Meyer also thanked the current and former commissioners, who played a
role in getting the center built, for "providing the necessary funds for us to take care of our most important asset, which is our kids and our future."
"The pieces never quite fell into place until today," Wagner said. "So, on behalf of all of those commissioners, from all of those years, I want to say we're very happy and very thankful this day finally came. It's been a long time coming, but after you take the tour here in a few minutes, I think you will agree that it was well worth the wait."
Meyer also extended his thanks to director of the Youth Center, Ben Yourkvitch, whom Meyer called his "bulldog" and said he provided the "tenacity" it took to get the project built.
With the help of Yourkvitch and Juvenile and Probate Court administrator Teresa Copp and the rest of the Youth Center staff, the building was finished on time and on budget, Meyer said.

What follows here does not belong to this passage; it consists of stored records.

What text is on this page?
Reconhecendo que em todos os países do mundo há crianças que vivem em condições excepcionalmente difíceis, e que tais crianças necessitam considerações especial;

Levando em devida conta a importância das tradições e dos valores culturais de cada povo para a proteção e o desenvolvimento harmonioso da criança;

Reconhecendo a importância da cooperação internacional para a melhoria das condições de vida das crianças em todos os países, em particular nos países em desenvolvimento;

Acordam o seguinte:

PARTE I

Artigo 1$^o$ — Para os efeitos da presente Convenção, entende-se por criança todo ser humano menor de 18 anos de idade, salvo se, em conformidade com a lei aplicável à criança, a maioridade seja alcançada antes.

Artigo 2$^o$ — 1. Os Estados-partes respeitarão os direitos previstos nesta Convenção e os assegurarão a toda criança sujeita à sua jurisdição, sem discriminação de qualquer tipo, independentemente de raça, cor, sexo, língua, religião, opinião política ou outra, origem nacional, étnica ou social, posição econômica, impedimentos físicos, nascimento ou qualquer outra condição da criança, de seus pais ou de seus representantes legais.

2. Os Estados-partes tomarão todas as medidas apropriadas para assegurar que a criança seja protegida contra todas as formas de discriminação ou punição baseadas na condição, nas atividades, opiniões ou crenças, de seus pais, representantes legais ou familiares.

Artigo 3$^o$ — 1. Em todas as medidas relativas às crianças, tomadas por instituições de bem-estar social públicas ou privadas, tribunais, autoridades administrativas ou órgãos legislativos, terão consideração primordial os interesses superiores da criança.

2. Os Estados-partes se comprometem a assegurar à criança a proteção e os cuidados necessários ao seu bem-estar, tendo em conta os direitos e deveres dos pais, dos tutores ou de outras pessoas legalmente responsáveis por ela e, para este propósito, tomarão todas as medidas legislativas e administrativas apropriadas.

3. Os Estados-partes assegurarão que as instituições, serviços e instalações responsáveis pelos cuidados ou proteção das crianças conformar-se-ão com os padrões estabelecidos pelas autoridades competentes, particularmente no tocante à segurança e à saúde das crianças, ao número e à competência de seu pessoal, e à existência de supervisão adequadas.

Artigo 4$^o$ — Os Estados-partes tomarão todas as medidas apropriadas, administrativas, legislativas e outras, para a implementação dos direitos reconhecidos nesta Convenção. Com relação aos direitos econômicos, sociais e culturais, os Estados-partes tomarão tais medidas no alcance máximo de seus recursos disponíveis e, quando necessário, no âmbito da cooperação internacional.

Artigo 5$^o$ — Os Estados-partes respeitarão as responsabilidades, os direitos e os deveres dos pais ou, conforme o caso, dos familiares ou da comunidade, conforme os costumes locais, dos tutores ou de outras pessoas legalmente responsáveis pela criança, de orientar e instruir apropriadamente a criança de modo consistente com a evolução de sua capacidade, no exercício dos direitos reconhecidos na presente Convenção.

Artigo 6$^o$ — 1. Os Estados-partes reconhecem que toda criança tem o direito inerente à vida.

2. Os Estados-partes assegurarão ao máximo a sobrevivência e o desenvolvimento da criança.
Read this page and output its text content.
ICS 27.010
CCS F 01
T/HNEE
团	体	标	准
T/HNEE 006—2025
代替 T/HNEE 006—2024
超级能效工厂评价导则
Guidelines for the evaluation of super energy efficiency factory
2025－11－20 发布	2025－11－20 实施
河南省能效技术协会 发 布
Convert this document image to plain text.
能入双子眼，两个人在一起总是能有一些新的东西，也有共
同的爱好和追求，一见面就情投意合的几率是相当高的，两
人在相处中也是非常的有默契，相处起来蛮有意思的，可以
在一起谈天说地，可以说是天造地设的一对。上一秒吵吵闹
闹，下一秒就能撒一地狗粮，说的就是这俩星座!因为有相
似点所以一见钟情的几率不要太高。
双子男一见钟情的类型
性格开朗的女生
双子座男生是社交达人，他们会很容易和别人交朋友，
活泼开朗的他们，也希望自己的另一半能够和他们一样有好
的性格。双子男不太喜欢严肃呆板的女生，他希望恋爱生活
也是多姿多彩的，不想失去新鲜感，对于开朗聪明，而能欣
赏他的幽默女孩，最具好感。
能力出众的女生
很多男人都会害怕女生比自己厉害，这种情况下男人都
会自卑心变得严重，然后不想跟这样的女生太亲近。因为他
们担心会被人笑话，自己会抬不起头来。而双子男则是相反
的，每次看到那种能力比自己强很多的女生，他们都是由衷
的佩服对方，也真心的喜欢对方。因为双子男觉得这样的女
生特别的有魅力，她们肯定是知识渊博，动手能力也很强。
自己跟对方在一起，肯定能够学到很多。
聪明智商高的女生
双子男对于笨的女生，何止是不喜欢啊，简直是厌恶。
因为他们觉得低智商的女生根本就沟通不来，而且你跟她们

"For the first time, I'm proud to say, we have a facility that is equal to the character and the quality of the staff that works in it," he said.
Yourkvitch gave a tour of the new facility and highlighted the many improvements the new center has to offer including: dorm-style living arrangements, improved restroom facilities, two classrooms with computers and SMART Boards and the gymnasium.
There were pictures of the old facility presented throughout the Youth Center, to show the condition of the old building.
"We're no longer confined by our old quarters now," Meyer said. "We can do more, and reach more, because that's what it's really all about it's all about reaching kids, helping kids reach their potential. It's about helping getting them out of cycles of violence, cycles of criminal behavior, cycles of poverty. Make a difference now, to affect generations ahead."